What’s For Dinner? Beans, Chowder, Lobster (and More Beans)

Family recipes from all 16 counties fill the pages of the Maine Bicentennial Community Cookbook.

Maine Bicentennial Community Cookbook
Shutterstock
By Will Grunewald

Margaret Hathaway and Karl Schatz thought that collecting 200 recipes from fellow Mainers made good sense for a cookbook celebrating Maine’s 200th birthday. Then, they received almost 400 submissions from across the state’s 16 counties, and they couldn’t bring themselves to cut half. So, for good measure, the Maine Bicentennial Community Cookbook wound up with a couple dozen more recipes than planned, even though its price — $20.20 — still suits the occasion.

Maine Bicentennial Community Cookbook
Courtesy of Islandport Press

Hathaway and Schatz, who run a family farm in Gray, previously teamed up on a couple of cookbooks that sourced dishes from the past decade’s wave of chefy Portland restaurants. Community cookbooks, on the other hand, go way back, and they’re not fancy. Since at least the middle 1800s, small-town residents across the country have pooled and published family recipes to fundraise for local fire departments, churches, schools. A statewide community cookbook is somewhat of an oxymoron, of course, and some contents are on the headier side (including a foreword by Governor Janet Mills and a handful of scholarly essays on topics such as Wabanaki food traditions), but the bicentennial project still has an everyman’s ethos and a charitable bent (Maine organizations that tackle food insecurity get $2 from every sale).

And true to genre, the book provides a colorful snapshot of places, people, and history, via short  personal stories that accompany the recipes and tell about toting wax-paper–wrapped whoopie pies to work in the potato fields or recreating the spicy meatball subs a grandmother used to make to sell at fairs during the Great Depression. “The recipes aren’t really the most important thing,” Schatz says. “The most important things are the stories and the sentiments behind the recipes.” 

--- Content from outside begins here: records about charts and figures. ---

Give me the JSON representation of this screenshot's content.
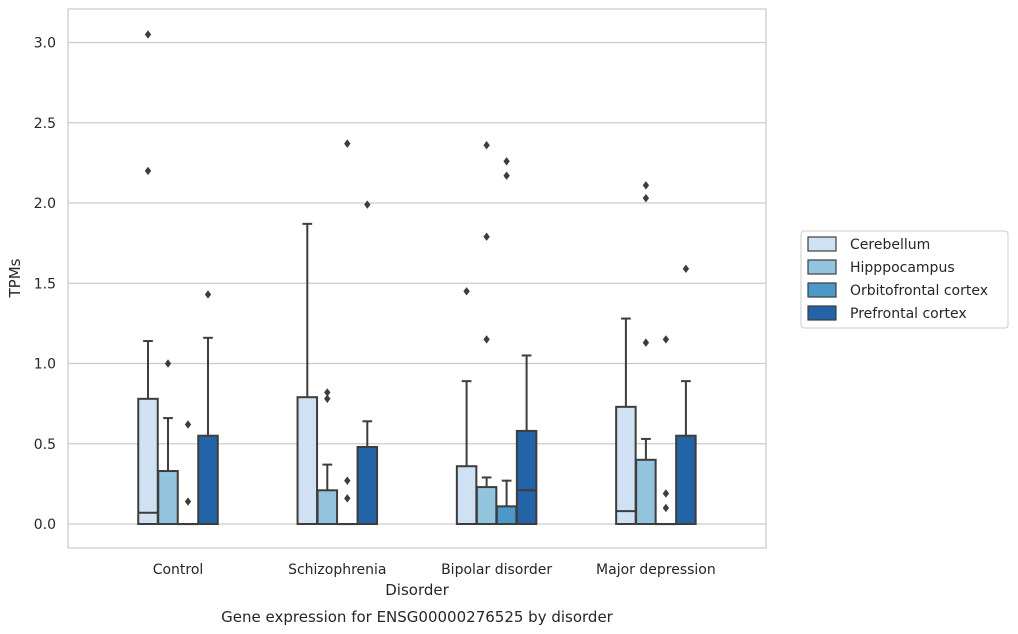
{
  "chart_data": {
    "type": "box",
    "xlabel": "Disorder",
    "ylabel": "TPMs",
    "caption": "Gene expression for ENSG00000276525 by disorder",
    "ylim": [
      -0.15,
      3.2
    ],
    "yticks": [
      0.0,
      0.5,
      1.0,
      1.5,
      2.0,
      2.5,
      3.0
    ],
    "ytick_labels": [
      "0.0",
      "0.5",
      "1.0",
      "1.5",
      "2.0",
      "2.5",
      "3.0"
    ],
    "grid": true,
    "legend_position": "right",
    "categories": [
      "Control",
      "Schizophrenia",
      "Bipolar disorder",
      "Major depression"
    ],
    "series": [
      {
        "name": "Cerebellum",
        "color": "#cfe1f2",
        "boxes": [
          {
            "q1": 0.0,
            "median": 0.07,
            "q3": 0.78,
            "whisker_low": 0.0,
            "whisker_high": 1.14,
            "outliers": [
              2.2,
              3.05
            ]
          },
          {
            "q1": 0.0,
            "median": 0.0,
            "q3": 0.79,
            "whisker_low": 0.0,
            "whisker_high": 1.87,
            "outliers": []
          },
          {
            "q1": 0.0,
            "median": 0.0,
            "q3": 0.36,
            "whisker_low": 0.0,
            "whisker_high": 0.89,
            "outliers": [
              1.45
            ]
          },
          {
            "q1": 0.0,
            "median": 0.08,
            "q3": 0.73,
            "whisker_low": 0.0,
            "whisker_high": 1.28,
            "outliers": []
          }
        ]
      },
      {
        "name": "Hipppocampus",
        "color": "#93c4de",
        "boxes": [
          {
            "q1": 0.0,
            "median": 0.0,
            "q3": 0.33,
            "whisker_low": 0.0,
            "whisker_high": 0.66,
            "outliers": [
              1.0
            ]
          },
          {
            "q1": 0.0,
            "median": 0.0,
            "q3": 0.21,
            "whisker_low": 0.0,
            "whisker_high": 0.37,
            "outliers": [
              0.78,
              0.82
            ]
          },
          {
            "q1": 0.0,
            "median": 0.0,
            "q3": 0.23,
            "whisker_low": 0.0,
            "whisker_high": 0.29,
            "outliers": [
              1.15,
              1.79,
              2.36
            ]
          },
          {
            "q1": 0.0,
            "median": 0.0,
            "q3": 0.4,
            "whisker_low": 0.0,
            "whisker_high": 0.53,
            "outliers": [
              1.13,
              2.03,
              2.11
            ]
          }
        ]
      },
      {
        "name": "Orbitofrontal cortex",
        "color": "#4b98c9",
        "boxes": [
          {
            "q1": 0.0,
            "median": 0.0,
            "q3": 0.0,
            "whisker_low": 0.0,
            "whisker_high": 0.0,
            "outliers": [
              0.14,
              0.62
            ]
          },
          {
            "q1": 0.0,
            "median": 0.0,
            "q3": 0.0,
            "whisker_low": 0.0,
            "whisker_high": 0.0,
            "outliers": [
              0.16,
              0.27,
              2.37
            ]
          },
          {
            "q1": 0.0,
            "median": 0.0,
            "q3": 0.11,
            "whisker_low": 0.0,
            "whisker_high": 0.27,
            "outliers": [
              2.17,
              2.26
            ]
          },
          {
            "q1": 0.0,
            "median": 0.0,
            "q3": 0.0,
            "whisker_low": 0.0,
            "whisker_high": 0.0,
            "outliers": [
              0.1,
              0.19,
              1.15
            ]
          }
        ]
      },
      {
        "name": "Prefrontal cortex",
        "color": "#2364a9",
        "boxes": [
          {
            "q1": 0.0,
            "median": 0.0,
            "q3": 0.55,
            "whisker_low": 0.0,
            "whisker_high": 1.16,
            "outliers": [
              1.43
            ]
          },
          {
            "q1": 0.0,
            "median": 0.0,
            "q3": 0.48,
            "whisker_low": 0.0,
            "whisker_high": 0.64,
            "outliers": [
              1.99
            ]
          },
          {
            "q1": 0.0,
            "median": 0.21,
            "q3": 0.58,
            "whisker_low": 0.0,
            "whisker_high": 1.05,
            "outliers": []
          },
          {
            "q1": 0.0,
            "median": 0.0,
            "q3": 0.55,
            "whisker_low": 0.0,
            "whisker_high": 0.89,
            "outliers": [
              1.59
            ]
          }
        ]
      }
    ]
  }
}
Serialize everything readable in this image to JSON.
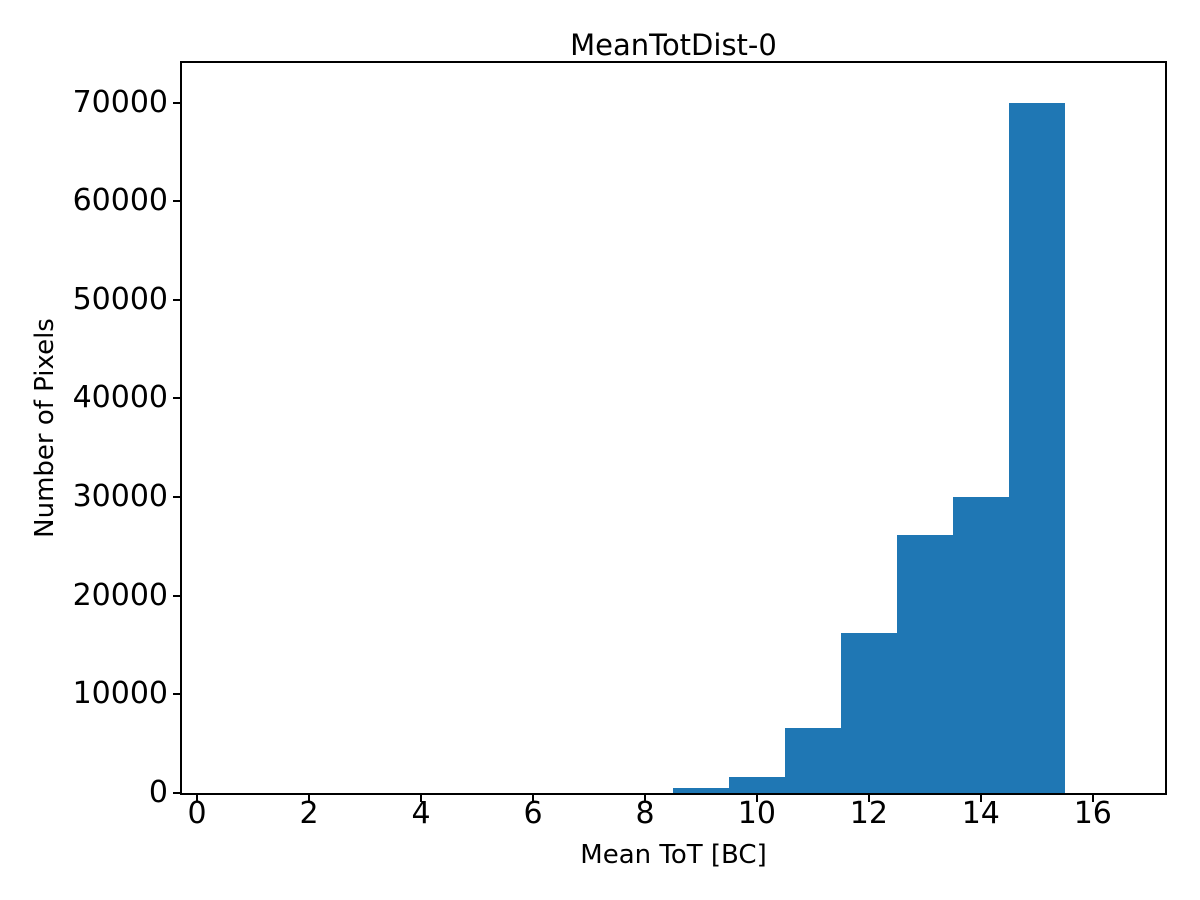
{
  "figure": {
    "background": "#ffffff",
    "text_color": "#000000"
  },
  "chart_data": {
    "type": "bar",
    "subtype": "histogram",
    "title": "MeanTotDist-0",
    "xlabel": "Mean ToT [BC]",
    "ylabel": "Number of Pixels",
    "bar_color": "#1f77b4",
    "bin_edges": [
      8.5,
      9.5,
      10.5,
      11.5,
      12.5,
      13.5,
      14.5,
      15.5
    ],
    "counts": [
      500,
      1600,
      6600,
      16200,
      26200,
      30000,
      70000
    ],
    "xlim": [
      -0.27,
      17.29
    ],
    "ylim": [
      0,
      74000
    ],
    "xticks": [
      0,
      2,
      4,
      6,
      8,
      10,
      12,
      14,
      16
    ],
    "xtick_labels": [
      "0",
      "2",
      "4",
      "6",
      "8",
      "10",
      "12",
      "14",
      "16"
    ],
    "yticks": [
      0,
      10000,
      20000,
      30000,
      40000,
      50000,
      60000,
      70000
    ],
    "ytick_labels": [
      "0",
      "10000",
      "20000",
      "30000",
      "40000",
      "50000",
      "60000",
      "70000"
    ],
    "grid": false,
    "legend": false
  }
}
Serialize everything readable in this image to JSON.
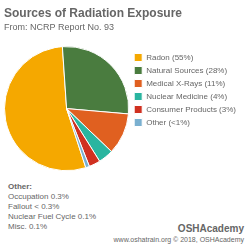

Contributions run the gamut, from Senator Susan Collins’s mom’s blueberry muffins to Laotian émigré and Bethel food-stand owner Sav Sengsavang’s chilled green-curry soup with asparagus and lobster. Family specialties (Schatz contributed a meat knish recipe from his great-grandmother, who ran a kosher catering business in Portland) mingle with Maine staples (like lobster mac and cheese and Acadian chicken stew). And, Hathaway notes, the book contains an abundance of ideas about baked beans: “A lot of them are variations on a theme, but we finally just gave a whole section to beans because we got so many different recipes for them.”

Did Somebody Mention Beans? 

Martha Hadley, from Fort Fairfield, submitted her family’s recipe for Baked Yellow Eye Beans to the Maine Bicentennial Community Cookbook.

Martha Hadley sent in a recipe for beans, plus this early-1900s photo of her grandmother (back row, second from left) at a family picnic in the County, at which beans were most likely served.

“Growing up on a farm in northern Maine meant being resourceful and managing a household on a strict budget. Baked beans were an inexpensive and healthy way to feed a large family. Every Saturday, my mom would make a batch of homemade bread and a batch of baked yellow eye beans for Saturday night supper. Often, there were beans left over for Sunday brunch, either reheated or served cold on a piece of bread. When I grew up and moved to Ohio, I had trouble finding yellow eye beans in the grocery store, so my mom, who still lives in Fort Fairfield, started giving them to me for my birthday!”

2½ cups yellow eye beans (~ ½ bag) 
3 tablespoons molasses 
4 tablespoons (½ stick) margarine 
1 teaspoon dry mustard 
1 teaspoon salt 
3 tablespoons brown sugar 
¼ cup chopped onion 

Wash dry beans in cold water and drain. Place beans in a saucepan, and just barely cover with cold water. Bring to a boil and simmer on low heat for about 1 hour. Add remaining ingredients and stir gently. Pour into bean pot, cover with foil. Bake at 300 degrees for 3–4 hours, checking periodically to make sure there’s still liquid in the pot for the beans to cook in. Serve on Saturday night with red hot dogs, fried onions, and homemade bread! 

The COVID-19 pandemic posed logistical challenges as Hathaway and Schatz put finishing touches on the Maine Bicentennial Community Cookbook: 200 Recipes Celebrating Maine’s Culinary Past, Present & Future (Islandport Press, soft cover), but they expect it will land on local bookshelves in the second half of June, and it will also be available from islandportpress.com and other online retailers.